Mitochondrial fusion and Bid-mediated mitochondrial apoptosis are perturbed by alcohol with distinct dependence on its metabolism.

Environmental stressors like ethanol (EtOH) commonly target mitochondria to influence the cell's fate. Recent literature supports that chronic EtOH exposure suppresses mitochondrial dynamics, central to quality control, and sensitizes mitochondrial permeability transition pore opening to promote cell death. EtOH-induced tissue injury is primarily attributed to its toxic metabolic products but alcoholism also impairs tissues that poorly metabolize EtOH. We embarked on studies to determine the respective roles of EtOH and its metabolites in mitochondrial fusion and tBid-induced mitochondrial apoptosis. We used HepG2 cells that do not metabolize EtOH and its engineered clone that expresses EtOH-metabolizing Cytochrome P450 E2 and alcohol dehydrogenase (VL-17A cells). We found that fusion impairment by prolonged EtOH exposure was prominent in VL-17A cells, probably owing to reactive oxygen species increase in the mitochondrial matrix. There was no change in fusion protein abundance, mitochondrial membrane potential or Ca uptake.

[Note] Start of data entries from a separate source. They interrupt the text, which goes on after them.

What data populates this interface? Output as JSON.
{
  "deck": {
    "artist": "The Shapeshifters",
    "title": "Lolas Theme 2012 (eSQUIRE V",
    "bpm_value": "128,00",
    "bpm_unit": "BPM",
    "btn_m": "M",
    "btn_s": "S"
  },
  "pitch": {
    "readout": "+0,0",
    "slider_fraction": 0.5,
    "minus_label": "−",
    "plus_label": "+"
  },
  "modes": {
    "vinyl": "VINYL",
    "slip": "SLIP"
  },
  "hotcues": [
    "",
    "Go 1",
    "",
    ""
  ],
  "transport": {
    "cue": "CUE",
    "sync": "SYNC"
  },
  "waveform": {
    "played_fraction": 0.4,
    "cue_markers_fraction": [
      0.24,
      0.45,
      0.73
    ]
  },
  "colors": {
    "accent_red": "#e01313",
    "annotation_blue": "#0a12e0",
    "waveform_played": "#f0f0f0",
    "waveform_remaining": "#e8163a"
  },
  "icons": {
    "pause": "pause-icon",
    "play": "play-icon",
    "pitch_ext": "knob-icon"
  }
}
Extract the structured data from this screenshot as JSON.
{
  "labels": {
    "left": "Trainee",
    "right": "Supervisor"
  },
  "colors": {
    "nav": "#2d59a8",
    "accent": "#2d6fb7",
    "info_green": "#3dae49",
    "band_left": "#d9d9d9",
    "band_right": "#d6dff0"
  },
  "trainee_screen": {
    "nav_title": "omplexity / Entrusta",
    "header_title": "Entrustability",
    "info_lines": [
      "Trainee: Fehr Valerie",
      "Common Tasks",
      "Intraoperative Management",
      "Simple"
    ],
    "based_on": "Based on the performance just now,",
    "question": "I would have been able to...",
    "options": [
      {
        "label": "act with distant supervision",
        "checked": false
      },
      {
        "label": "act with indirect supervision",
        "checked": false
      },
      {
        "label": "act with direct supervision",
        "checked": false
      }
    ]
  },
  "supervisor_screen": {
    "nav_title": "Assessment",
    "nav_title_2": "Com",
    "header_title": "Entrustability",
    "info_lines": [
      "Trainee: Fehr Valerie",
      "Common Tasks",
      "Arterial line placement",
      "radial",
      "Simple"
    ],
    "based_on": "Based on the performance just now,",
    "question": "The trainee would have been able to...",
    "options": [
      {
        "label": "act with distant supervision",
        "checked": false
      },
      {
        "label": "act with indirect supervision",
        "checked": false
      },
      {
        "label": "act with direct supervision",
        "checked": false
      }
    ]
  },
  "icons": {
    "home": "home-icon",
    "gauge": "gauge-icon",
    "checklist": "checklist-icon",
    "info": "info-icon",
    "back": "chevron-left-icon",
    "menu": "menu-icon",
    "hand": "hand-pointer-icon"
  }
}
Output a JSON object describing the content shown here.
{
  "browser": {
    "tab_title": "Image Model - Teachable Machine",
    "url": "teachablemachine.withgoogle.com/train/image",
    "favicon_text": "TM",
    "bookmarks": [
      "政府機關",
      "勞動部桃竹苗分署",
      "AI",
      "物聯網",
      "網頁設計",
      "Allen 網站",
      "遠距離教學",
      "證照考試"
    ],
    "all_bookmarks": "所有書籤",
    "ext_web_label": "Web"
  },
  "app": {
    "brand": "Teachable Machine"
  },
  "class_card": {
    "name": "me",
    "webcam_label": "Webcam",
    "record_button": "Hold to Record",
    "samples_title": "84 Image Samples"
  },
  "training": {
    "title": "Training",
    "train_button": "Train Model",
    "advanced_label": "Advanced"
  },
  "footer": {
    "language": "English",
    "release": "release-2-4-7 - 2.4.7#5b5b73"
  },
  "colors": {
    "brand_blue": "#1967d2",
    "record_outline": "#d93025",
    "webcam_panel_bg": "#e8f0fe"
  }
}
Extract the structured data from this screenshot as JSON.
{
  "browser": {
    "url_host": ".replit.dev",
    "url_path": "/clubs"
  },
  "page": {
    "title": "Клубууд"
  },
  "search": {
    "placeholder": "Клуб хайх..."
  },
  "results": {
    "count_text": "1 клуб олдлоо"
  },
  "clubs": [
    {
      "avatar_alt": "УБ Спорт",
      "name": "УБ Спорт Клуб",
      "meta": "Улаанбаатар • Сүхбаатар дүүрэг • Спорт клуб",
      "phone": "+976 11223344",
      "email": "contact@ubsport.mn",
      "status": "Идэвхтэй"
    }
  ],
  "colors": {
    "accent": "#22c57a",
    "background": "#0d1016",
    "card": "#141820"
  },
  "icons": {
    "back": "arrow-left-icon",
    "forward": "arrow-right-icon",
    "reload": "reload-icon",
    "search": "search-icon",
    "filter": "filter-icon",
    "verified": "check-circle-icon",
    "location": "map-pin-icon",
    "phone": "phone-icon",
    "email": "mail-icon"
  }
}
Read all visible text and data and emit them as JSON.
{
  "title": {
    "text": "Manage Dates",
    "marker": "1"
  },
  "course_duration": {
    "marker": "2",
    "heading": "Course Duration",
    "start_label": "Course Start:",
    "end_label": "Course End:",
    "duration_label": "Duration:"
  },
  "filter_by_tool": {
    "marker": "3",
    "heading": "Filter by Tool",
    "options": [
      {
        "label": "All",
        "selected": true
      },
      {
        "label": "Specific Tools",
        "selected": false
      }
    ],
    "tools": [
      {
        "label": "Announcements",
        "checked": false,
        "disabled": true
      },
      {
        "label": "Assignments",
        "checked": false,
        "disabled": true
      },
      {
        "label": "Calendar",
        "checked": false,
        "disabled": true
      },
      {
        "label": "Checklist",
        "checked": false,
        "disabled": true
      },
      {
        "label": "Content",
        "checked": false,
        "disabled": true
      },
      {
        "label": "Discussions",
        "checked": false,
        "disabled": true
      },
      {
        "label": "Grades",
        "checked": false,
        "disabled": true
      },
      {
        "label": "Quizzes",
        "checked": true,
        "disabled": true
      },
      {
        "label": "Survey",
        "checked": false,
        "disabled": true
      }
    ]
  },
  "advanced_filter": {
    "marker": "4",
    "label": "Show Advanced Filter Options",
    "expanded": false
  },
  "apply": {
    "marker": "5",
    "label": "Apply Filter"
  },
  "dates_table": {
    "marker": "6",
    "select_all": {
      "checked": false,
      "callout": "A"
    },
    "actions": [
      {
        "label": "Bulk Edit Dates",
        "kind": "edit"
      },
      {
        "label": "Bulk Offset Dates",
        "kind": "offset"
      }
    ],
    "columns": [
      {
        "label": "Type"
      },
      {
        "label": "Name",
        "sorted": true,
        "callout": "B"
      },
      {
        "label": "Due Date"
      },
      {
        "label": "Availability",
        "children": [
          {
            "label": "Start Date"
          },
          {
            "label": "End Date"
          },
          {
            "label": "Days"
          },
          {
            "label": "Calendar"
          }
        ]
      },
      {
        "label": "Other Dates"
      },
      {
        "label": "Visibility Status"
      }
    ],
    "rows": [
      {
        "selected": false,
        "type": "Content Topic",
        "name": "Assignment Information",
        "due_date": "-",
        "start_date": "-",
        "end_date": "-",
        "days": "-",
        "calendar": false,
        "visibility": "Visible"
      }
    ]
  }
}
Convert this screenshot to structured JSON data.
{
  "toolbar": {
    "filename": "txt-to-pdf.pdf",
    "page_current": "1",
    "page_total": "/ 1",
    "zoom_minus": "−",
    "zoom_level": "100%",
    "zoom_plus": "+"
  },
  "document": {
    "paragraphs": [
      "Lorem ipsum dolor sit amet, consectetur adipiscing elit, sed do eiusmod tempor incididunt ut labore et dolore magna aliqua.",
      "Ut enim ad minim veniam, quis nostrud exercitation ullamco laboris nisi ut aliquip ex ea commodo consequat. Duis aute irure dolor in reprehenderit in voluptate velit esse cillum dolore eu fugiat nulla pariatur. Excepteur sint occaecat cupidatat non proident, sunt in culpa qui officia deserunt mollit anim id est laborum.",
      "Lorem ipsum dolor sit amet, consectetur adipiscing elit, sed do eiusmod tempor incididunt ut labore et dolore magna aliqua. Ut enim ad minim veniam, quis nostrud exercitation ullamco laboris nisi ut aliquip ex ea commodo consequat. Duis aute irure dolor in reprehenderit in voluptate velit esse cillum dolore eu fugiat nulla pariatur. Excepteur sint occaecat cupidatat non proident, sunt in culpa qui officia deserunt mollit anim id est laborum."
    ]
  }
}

By contrast, prolonged EtOH exposure promoted tBid-induced outer mitochondrial membrane permeabilization and cell death only in HepG2 cells, owing to enhanced Bak oligomerization. Thus, mitochondrial fusion inhibition by EtOH is dependent on its metabolites, whereas sensitization to tBid-induced death is mediated by EtOH itself. This difference is of pathophysiological relevance because of the tissue-specific differences in EtOH metabolism.